Is this a page from a biologist’s colouring book? EMBL’s new interior wall design?

Not quite – what we’re seeing here is a bunch of liver cells, grown in the lab so that scientists can learn about the cellular processes involved in a disease known as fatty liver disease, or steatosis.

Steatosis is characterised by an excessive accumulation of fat molecules, or lipids, in our cells. The condition occurs primarily in the liver, where it can lead to liver cancer, but it can affect other organs as well. It’s often a result of obesity or excessive alcohol consumption, or is an accompanying symptom of other diseases, such as diabetes or hepatitis C.

In the lab, the processes leading to steatosis can be studied by growing liver cells in a dish containing a surplus of fatty acids – the building blocks of lipids.

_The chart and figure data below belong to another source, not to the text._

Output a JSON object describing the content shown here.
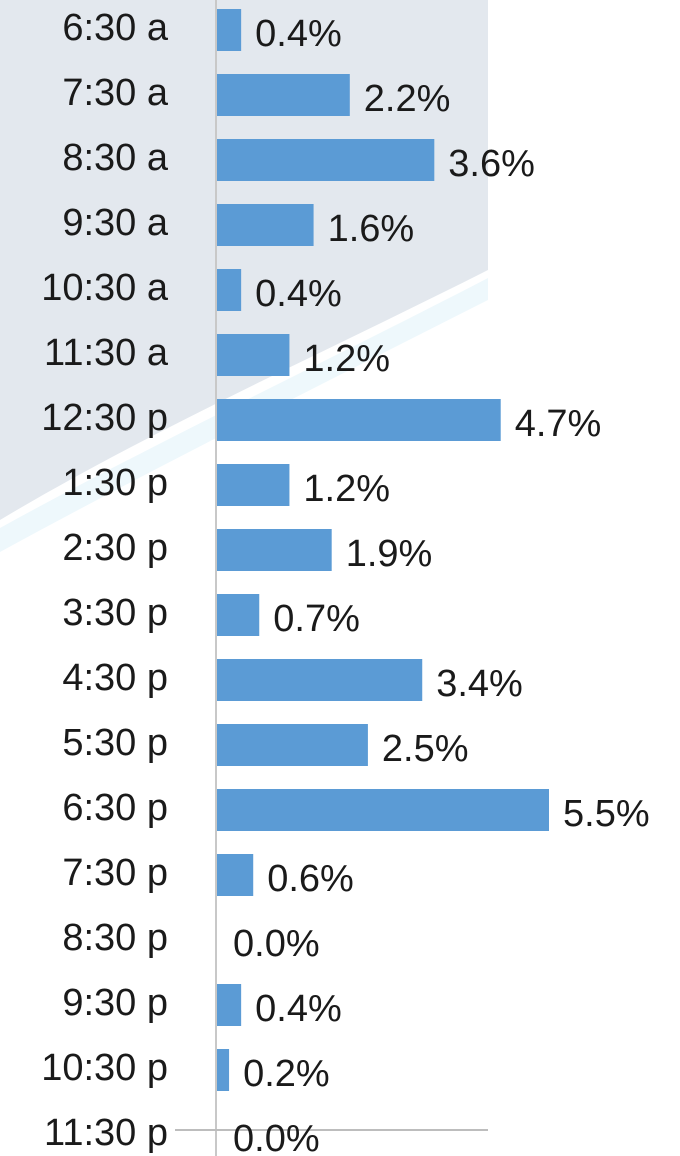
{
  "chart_data": {
    "type": "bar",
    "orientation": "horizontal",
    "color": "#5b9bd5",
    "categories": [
      "6:30 a",
      "7:30 a",
      "8:30 a",
      "9:30 a",
      "10:30 a",
      "11:30 a",
      "12:30 p",
      "1:30 p",
      "2:30 p",
      "3:30 p",
      "4:30 p",
      "5:30 p",
      "6:30 p",
      "7:30 p",
      "8:30 p",
      "9:30 p",
      "10:30 p",
      "11:30 p"
    ],
    "values": [
      0.4,
      2.2,
      3.6,
      1.6,
      0.4,
      1.2,
      4.7,
      1.2,
      1.9,
      0.7,
      3.4,
      2.5,
      5.5,
      0.6,
      0.0,
      0.4,
      0.2,
      0.0
    ],
    "value_labels": [
      "0.4%",
      "2.2%",
      "3.6%",
      "1.6%",
      "0.4%",
      "1.2%",
      "4.7%",
      "1.2%",
      "1.9%",
      "0.7%",
      "3.4%",
      "2.5%",
      "5.5%",
      "0.6%",
      "0.0%",
      "0.4%",
      "0.2%",
      "0.0%"
    ]
  }
}
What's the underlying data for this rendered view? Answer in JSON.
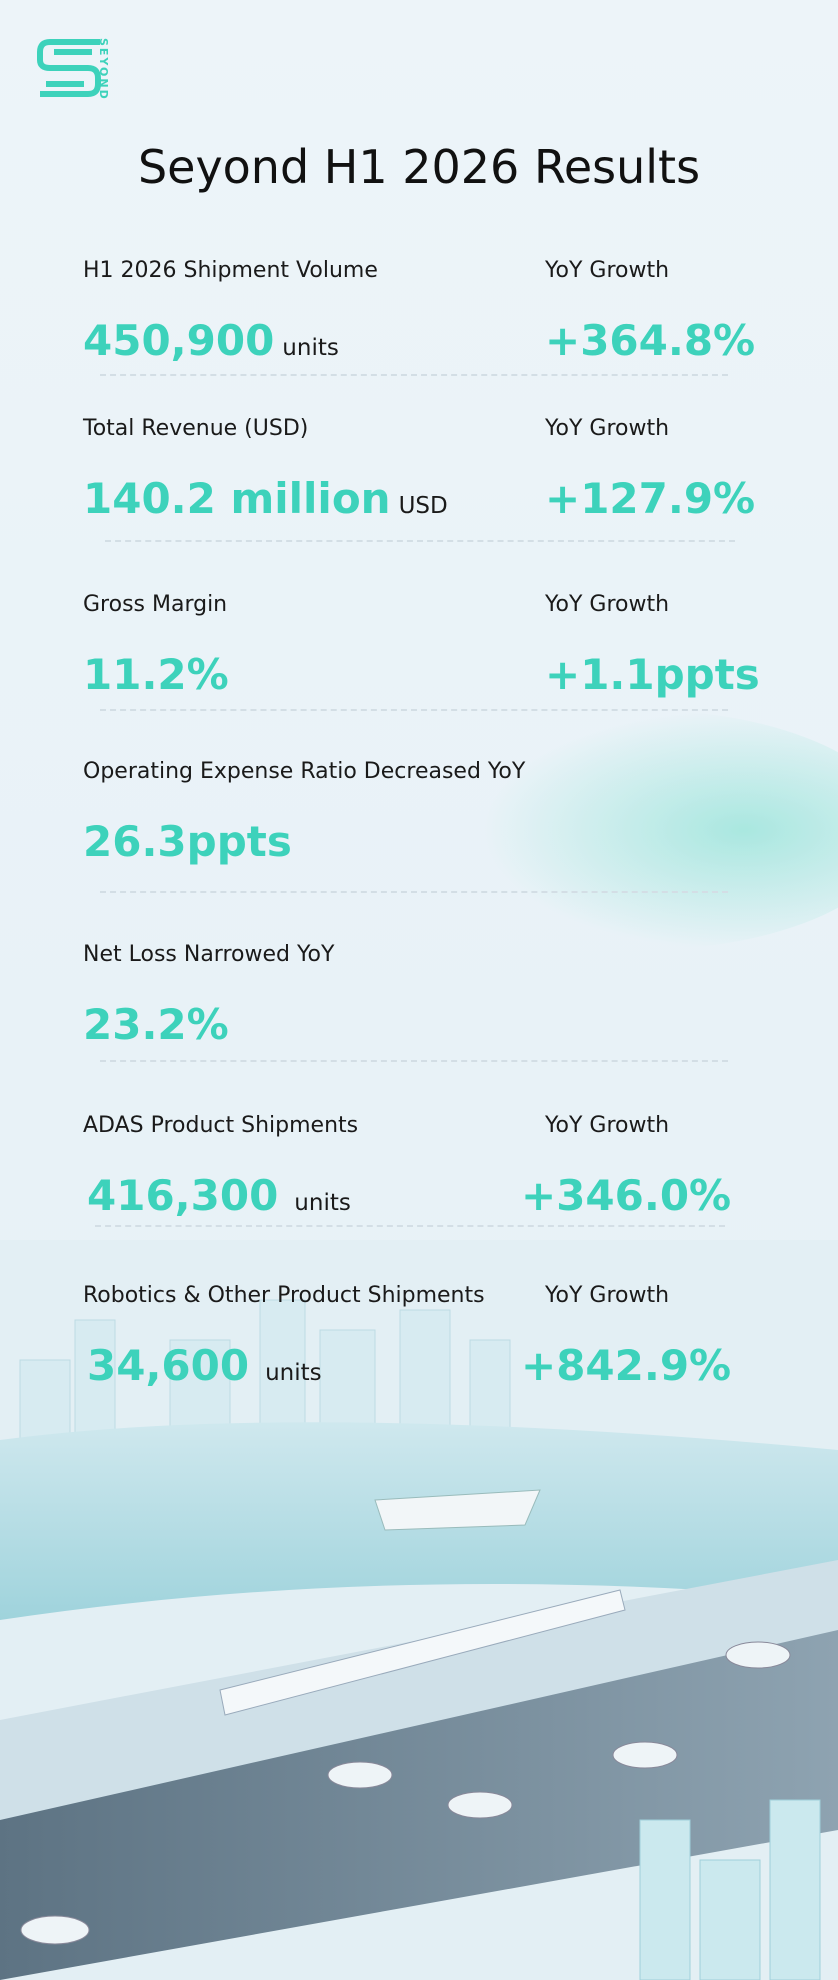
{
  "logo": "SEYOND",
  "title": "Seyond H1 2026 Results",
  "metrics": [
    {
      "label": "H1 2026 Shipment Volume",
      "value": "450,900",
      "unit": "units",
      "growth_label": "YoY Growth",
      "growth": "+364.8%"
    },
    {
      "label": "Total Revenue (USD)",
      "value": "140.2 million",
      "unit": "USD",
      "growth_label": "YoY Growth",
      "growth": "+127.9%"
    },
    {
      "label": "Gross Margin",
      "value": "11.2%",
      "growth_label": "YoY Growth",
      "growth": "+1.1ppts"
    },
    {
      "label": "Operating Expense Ratio Decreased YoY",
      "value": "26.3ppts"
    },
    {
      "label": "Net Loss Narrowed YoY",
      "value": "23.2%"
    },
    {
      "label": "ADAS Product Shipments",
      "value": "416,300",
      "unit": "units",
      "growth_label": "YoY Growth",
      "growth": "+346.0%"
    },
    {
      "label": "Robotics & Other Product Shipments",
      "value": "34,600",
      "unit": "units",
      "growth_label": "YoY Growth",
      "growth": "+842.9%"
    }
  ]
}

By adding other biomolecules that cells produce during disease or inflammation, scientists can cause the cells to take up more fatty acids than they need, mimicking steatosis.

The microscope image shows liver cells grown with a surplus of oleic acid, a common fatty acid, to simulate the fatty liver condition. On the left, the intensity of redness indicates the amount of lipid accumulated by each cell, made visible with fluorescent microscopy and a chemical dye that binds to lipids. On the right, the image illustrates the amount of oleic acid within each cell (blue for low levels, red for high levels), as detected by a new method called SpaceM, developed by EMBL’s Alexandrov team. Interestingly, there are profound differences between cells. This distinct character or individuality of cells is the focus of single-cell biology, an emerging field of cellular and molecular biology.

The image was taken as part of a collaboration between the Alexandrov team and the Heikenwalder lab at the German Cancer Research Center (DKFZ).